TALLAHASSEE — Florida Commissioner of Agriculture Adam H. Putnam and agriculture department leaders from other southern states signed a resolution last week requesting the U.S. Green Building Council to recognize sustainable timber programs in order to allow more southern timber to be used in environmentally friendly building projects across the country.
“Forests in Florida and other southern states support jobs and generate billions for our economy,” Commissioner Putnam said. “By opening up the process to allow more timber sales for green building projects, we will help our economy at home and put our growers on a level playing field with others across the nation and globe.”
The Southern Association of State Departments of Agriculture (SASDA) met in New Orleans last week for its annual conference to address critical issues facing the agriculture industry.

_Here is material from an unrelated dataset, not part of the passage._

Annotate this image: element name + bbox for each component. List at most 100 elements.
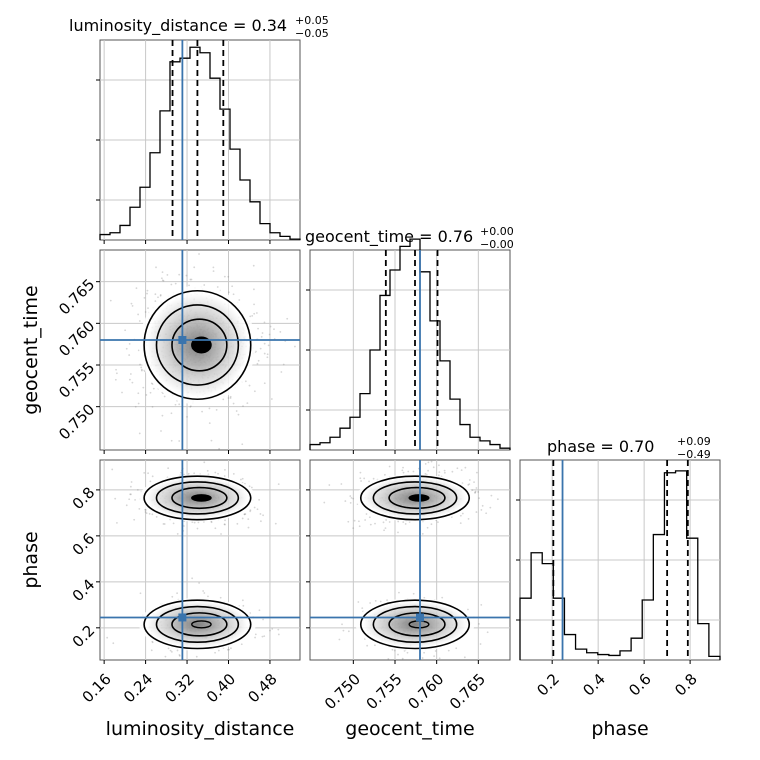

The resolution asked the U.S. Green Building Council to allow trees certified from the American Tree Farm System (ATFS) and the Sustainable Forestry Initiative (SFI) to be recognized as certified wood. Currently, the council only allows trees certified by the Forest Stewardship Council to meet this criteria. All three programs promote conservation, sustainability and land stewardship.
Businesses that use ATFS or SFI certification are barred from participating in the Leadership in Energy and Environmental Design (LEED) rating system used nationally to recognize green projects. Barring this wood from sale increases the amount of foreign wood used in American construction, raising the prices of wood and jeopardizing local job growth.
The resolution was signed by state representatives of departments of agriculture in Alabama, Arkansas, Florida, Georgia, Kentucky, Louisiana, Maryland, Mississippi, North Carolina, Oklahoma, Puerto Rico, South Carolina, Tennessee, Texas, Virginia and West Virginia.